Fabian Hermans et le secteur Horeca bruxellois plaident pour un lockdown de trois semaines et la réouverture du secteur au 1er mars.
Fabian Hermans et le secteur Horeca bruxellois plaident pour un lockdown de trois semaines et la réouverture du secteur au 1er mars. - © RTBF

Permettre au secteur Horeca de reprendre ses activités dès le 1er mars après un lockdown total de trois semaines, telle est la volonté de Fabian Hermans, administrateur Horeca de la Fédération Horeca Bruxelles, et du secteur qu’il représente. "Nous demandons au gouvernement une réouverture complète de l’Horeca au 1er mars", a-t-il annoncé sur le plateau d’À Votre Avis ce mercredi.

Mais cette demande est-elle applicable dans les faits ? Pour Georges Gilkinet, Vice-Premier ministre et ministre de la Mobilité, il est important de permettre au secteur de reprendre ses activités le plus vite possible sans garantir de fausses promesses : "Nous sommes dépendants de l’évolution de cette pandémie", regrette-t-il. "C’est le genre de question pour lequel nous nous retournons vers nos spécialistes.

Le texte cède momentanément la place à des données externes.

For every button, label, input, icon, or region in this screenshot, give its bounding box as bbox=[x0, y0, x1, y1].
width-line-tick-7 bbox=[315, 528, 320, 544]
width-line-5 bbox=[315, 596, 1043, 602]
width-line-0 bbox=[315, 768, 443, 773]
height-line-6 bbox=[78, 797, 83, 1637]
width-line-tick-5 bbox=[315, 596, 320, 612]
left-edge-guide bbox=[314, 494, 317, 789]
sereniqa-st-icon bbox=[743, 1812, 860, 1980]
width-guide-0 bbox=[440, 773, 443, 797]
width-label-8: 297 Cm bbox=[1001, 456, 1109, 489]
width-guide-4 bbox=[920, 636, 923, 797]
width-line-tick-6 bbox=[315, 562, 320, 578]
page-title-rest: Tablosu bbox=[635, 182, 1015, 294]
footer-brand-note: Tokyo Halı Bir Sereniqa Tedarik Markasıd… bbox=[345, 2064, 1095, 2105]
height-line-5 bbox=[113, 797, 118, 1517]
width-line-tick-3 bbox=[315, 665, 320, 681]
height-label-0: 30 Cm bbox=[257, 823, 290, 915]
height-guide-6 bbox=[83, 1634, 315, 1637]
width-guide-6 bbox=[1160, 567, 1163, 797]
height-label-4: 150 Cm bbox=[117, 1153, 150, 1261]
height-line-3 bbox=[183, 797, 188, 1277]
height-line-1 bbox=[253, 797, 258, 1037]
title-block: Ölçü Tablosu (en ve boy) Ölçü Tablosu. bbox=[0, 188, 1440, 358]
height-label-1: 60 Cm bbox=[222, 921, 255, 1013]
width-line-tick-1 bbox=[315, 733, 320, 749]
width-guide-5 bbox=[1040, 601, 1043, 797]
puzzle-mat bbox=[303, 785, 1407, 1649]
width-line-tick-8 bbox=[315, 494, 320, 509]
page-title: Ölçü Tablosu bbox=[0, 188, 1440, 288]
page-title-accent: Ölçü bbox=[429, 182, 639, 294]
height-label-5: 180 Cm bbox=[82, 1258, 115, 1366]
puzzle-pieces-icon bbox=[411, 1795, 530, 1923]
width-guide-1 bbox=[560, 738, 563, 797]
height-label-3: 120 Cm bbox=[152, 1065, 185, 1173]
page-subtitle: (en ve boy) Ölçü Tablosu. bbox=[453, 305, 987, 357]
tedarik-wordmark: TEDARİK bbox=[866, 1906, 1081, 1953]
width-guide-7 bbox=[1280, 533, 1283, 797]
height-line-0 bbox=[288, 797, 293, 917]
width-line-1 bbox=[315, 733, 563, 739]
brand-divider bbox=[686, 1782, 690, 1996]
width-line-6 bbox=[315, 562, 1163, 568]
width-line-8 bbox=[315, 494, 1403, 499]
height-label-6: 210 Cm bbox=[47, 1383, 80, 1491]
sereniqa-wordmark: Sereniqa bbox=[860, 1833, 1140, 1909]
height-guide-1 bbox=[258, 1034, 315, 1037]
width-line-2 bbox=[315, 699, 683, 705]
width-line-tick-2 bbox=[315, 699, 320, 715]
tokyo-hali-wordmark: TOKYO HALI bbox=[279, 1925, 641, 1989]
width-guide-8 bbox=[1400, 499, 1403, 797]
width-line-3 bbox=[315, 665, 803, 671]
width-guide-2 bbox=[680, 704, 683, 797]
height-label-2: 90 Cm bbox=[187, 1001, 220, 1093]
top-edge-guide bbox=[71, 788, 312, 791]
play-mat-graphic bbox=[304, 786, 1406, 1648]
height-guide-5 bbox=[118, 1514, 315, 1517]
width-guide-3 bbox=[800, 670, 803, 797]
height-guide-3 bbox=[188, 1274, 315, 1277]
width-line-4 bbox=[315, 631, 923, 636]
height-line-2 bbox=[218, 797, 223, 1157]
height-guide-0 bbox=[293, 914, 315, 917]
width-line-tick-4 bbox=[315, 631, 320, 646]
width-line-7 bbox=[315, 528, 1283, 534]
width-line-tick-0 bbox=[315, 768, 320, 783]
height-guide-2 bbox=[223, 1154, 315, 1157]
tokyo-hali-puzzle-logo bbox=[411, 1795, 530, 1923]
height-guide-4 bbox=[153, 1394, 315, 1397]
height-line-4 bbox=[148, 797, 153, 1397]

Un lockdown de trois semaines aurait-il un effet sur l’analyse que nous avons pu faire par rapport au fait que nous soyons un petit pays central dans lequel il reste beaucoup de circulation ?", demande-t-il à Marius Gilbert, épidémiologiste et maître de recherches FNRS à l’ULB et Leïla Belkhir, infectiologue du CHU Saint-Luc.

« On sait quand on commence un lockdown, mais on ne sait pas quand on en sort »

"Un lockdown de trois semaines n’est pas une idée folle", répond Marius Gilbert, épidémiologiste et maître de recherches FRNS à l’ULB. "Pas mal de pays, notamment en Asie et en Australie ont cherché à viser des logiques de suppression par des lockdowns stricts. Mais la Belgique n’est pas l’Asie ni l’Australie. […] On sait quand on commence un lockdown, mais on ne sait pas quand on en sort. Cela pourrait durer beaucoup plus que trois semaines." Il ajoute "On ne peut pas faire un lockdown total parce qu’il faut que les gens puissent se nourrir et se rendre chez le pharmacien. On ne peut pas éliminer totalement tout le risque de transmission." Pour Leïla Belkhir, un lockdown de trois semaines est "illusoire".

Lutter contre le travail au noir

En parallèle, Willy Borsus, Vice-Président du gouvernement wallon et ministre wallon de l’Économie, plaide pour une réouverture contrôle du secteur de sorte à éviter le travail en noir : "45% des Belges habitent à moins de 50 kilomètres d’une frontière. Nous avons donc une double situation où l’activité s’exerce de manière incontrôlée. Donc je plaide pour qu’on puisse pour les métiers de contact organiser la réouverture de façon très stricte."